The industry associations are quite rightly pressing a case on behalf of themselves and their shareholders, and that is a legitimate interest. But I get a bit annoyed when they claim their major interest is jobs. I do not think that is actually what they are on about. We had the national president of the mining division of the CFMEU come to our region and he made it quite clear that, if you wanted to talk to somebody whose major concern was protecting jobs, then you would talk to the union. The union’s view is that we do need this scheme in place and that we do need to be taking action. He said:

… the ACIL Tasman Report, commissioned by the Australian Coal Association, and the Concept Economics Report, commissioned by the Minerals Council of Australia—generated headlines proclaiming the loss of 20,000 or more mining industry jobs.

…            …            …

… in the context of ongoing negotiations for compensation it is a little less alarming. Yet that is little comfort for those workers … and their families reading the papers and wondering what will become of them. Such doomsday reports model growth forgone not a decline. In mining, they are the difference between staggering growth and extremely good growth. They are not job losses.

I think it is important that, whilst advocating to provide quite reasonable consideration to the views of companies in our area, we do that within a settled and sensible environment, not in one of scaremongering. Jennie George, the member for Throsby, and I have made our views very clear on that.

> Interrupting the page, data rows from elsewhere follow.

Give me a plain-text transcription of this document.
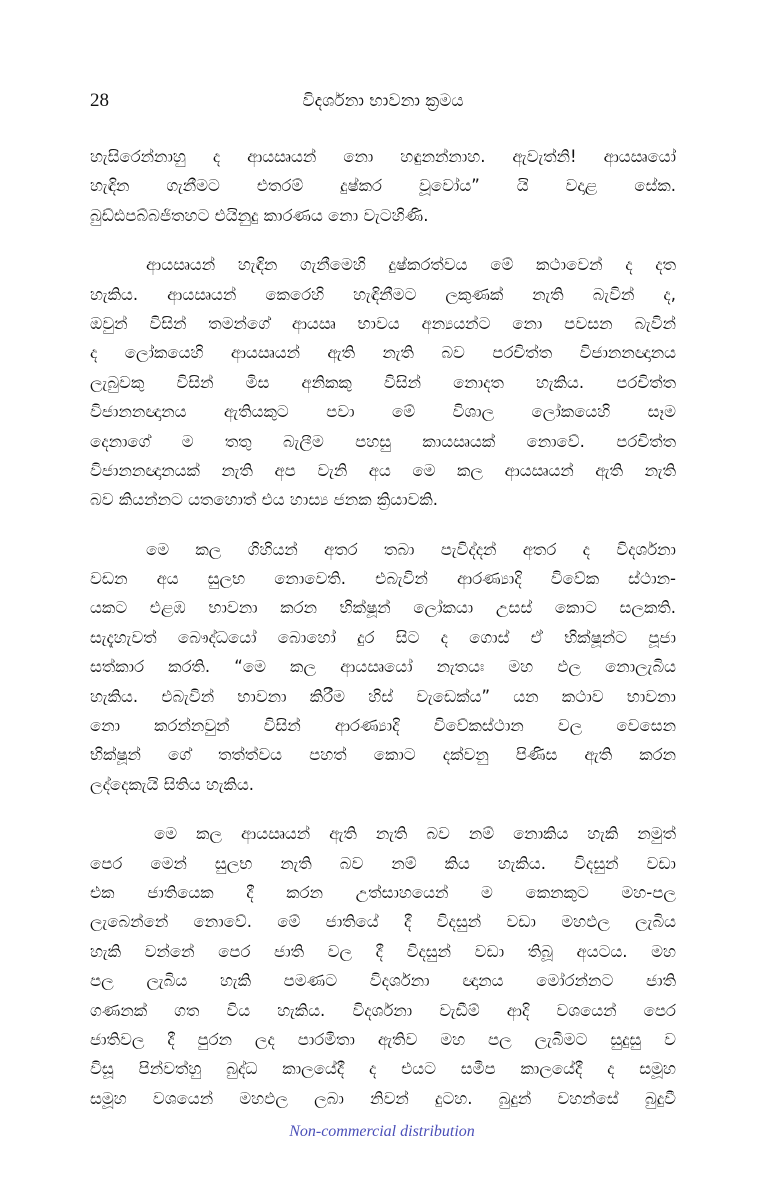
28	විදර්ශනා භාවනා ක්‍රමය
හැසිරෙන්නාහු ද ආයඍයන් නො හඳුනන්නාහ. ඇවැත්නි! ආයඍයෝ
හැඳින ගැනීමට එතරම් දුෂ්කර වූවෝය” යි වදාළ සේක.
බුඩ්ඪපබ්බජිතහට එයිනුදු කාරණය නො වැටහිණි.
ආයඍයන් හැඳින ගැනීමෙහි දුෂ්කරත්වය මේ කථාවෙන් ද දත
හැකිය. ආයඍයන් කෙරෙහි හැඳිනීමට ලකුණක් නැති බැවින් ද,
ඔවුන් විසින් තමන්ගේ ආයඍ භාවය අන්‍යයන්ට නො පවසන බැවින්
ද ලෝකයෙහි ආයඍයන් ඇති නැති බව පරචිත්ත විජානනඥානය
ලැබුවකු විසින් මිස අනිකකු විසින් නොදත හැකිය. පරචිත්ත
විජානනඥානය ඇතියකුට පවා මේ විශාල ලෝකයෙහි සෑම
දෙනාගේ ම තතු බැලීම පහසු කායඍයක් නොවේ. පරචිත්ත
විජානනඥානයක් නැති අප වැනි අය මෙ කල ආයඍයන් ඇති නැති
බව කියන්නට යතහොත් එය හාස්‍ය ජනක ක්‍රියාවකි.
මෙ කල ගිහියන් අතර තබා පැවිද්දන් අතර ද විදර්ශනා
වඩන අය සුලභ නොවෙති. එබැවින් ආරණ්‍යාදි විවේක ස්ථාන-
යකට එළඹ භාවනා කරන භික්ෂූන් ලෝකයා උසස් කොට සලකති.
සැදැහැවත් බෞද්ධයෝ බොහෝ දුර සිට ද ගොස් ඒ භික්ෂූන්ට පූජා
සත්කාර කරති. “මෙ කල ආයඍයෝ නැතයඃ මහ ඵල නොලැබිය
හැකිය. එබැවින් භාවනා කිරීම හිස් වැඩෙක්ය” යන කථාව භාවනා
නො කරන්නවුන් විසින් ආරණ්‍යාදි විවේකස්ථාන වල වෙසෙන
භික්ෂූන් ගේ තත්ත්වය පහත් කොට දක්වනු පිණිස ඇති කරන
ලද්දෙකැයි සිතිය හැකිය.
මෙ කල ආයඍයන් ඇති නැති බව නම් නොකිය හැකි නමුත්
පෙර මෙන් සුලභ නැති බව නම් කිය හැකිය. විදසුන් වඩා
එක ජාතියෙක දී කරන උත්සාහයෙන් ම කෙනකුට මහ-පල
ලැබෙන්නේ නොවේ. මේ ජාතියේ දී විදසුන් වඩා මහඵල ලැබිය
හැකි වන්නේ පෙර ජාති වල දී විදසුන් වඩා තිබූ අයටය. මහ
පල ලැබිය හැකි පමණට විදර්ශනා ඥානය මෝරන්නට ජාති
ගණනක් ගත විය හැකිය. විදර්ශනා වැඩීම් ආදි වශයෙන් පෙර
ජාතිවල දී පුරන ලද පාරමිතා ඇතිව මහ පල ලැබීමට සුදුසු ව
විසූ පින්වත්හු බුද්ධ කාලයේදී ද එයට සමීප කාලයේදී ද සමූහ
සමූහ වශයෙන් මහඵල ලබා නිවන් දුටහ. බුදුන් වහන්සේ බුදුවී
Non-commercial distribution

I just want to finish on this: the reality is that Australians understand climate change. They understand the impacts of climate change. They understand it whenever they see the increasing ferocity and regularity of bushfires, droughts, hailstorms, thunderstorms and all of those things that we increasingly see on our news. They want us to take action. It is quite understandable that we have to get those details right. For the coalition to be constantly delaying and delaying and setting new goalposts saying that we cannot do it until this or that happens is not what the Australian people expect. We need to get this bill through this parliament and get on with taking action.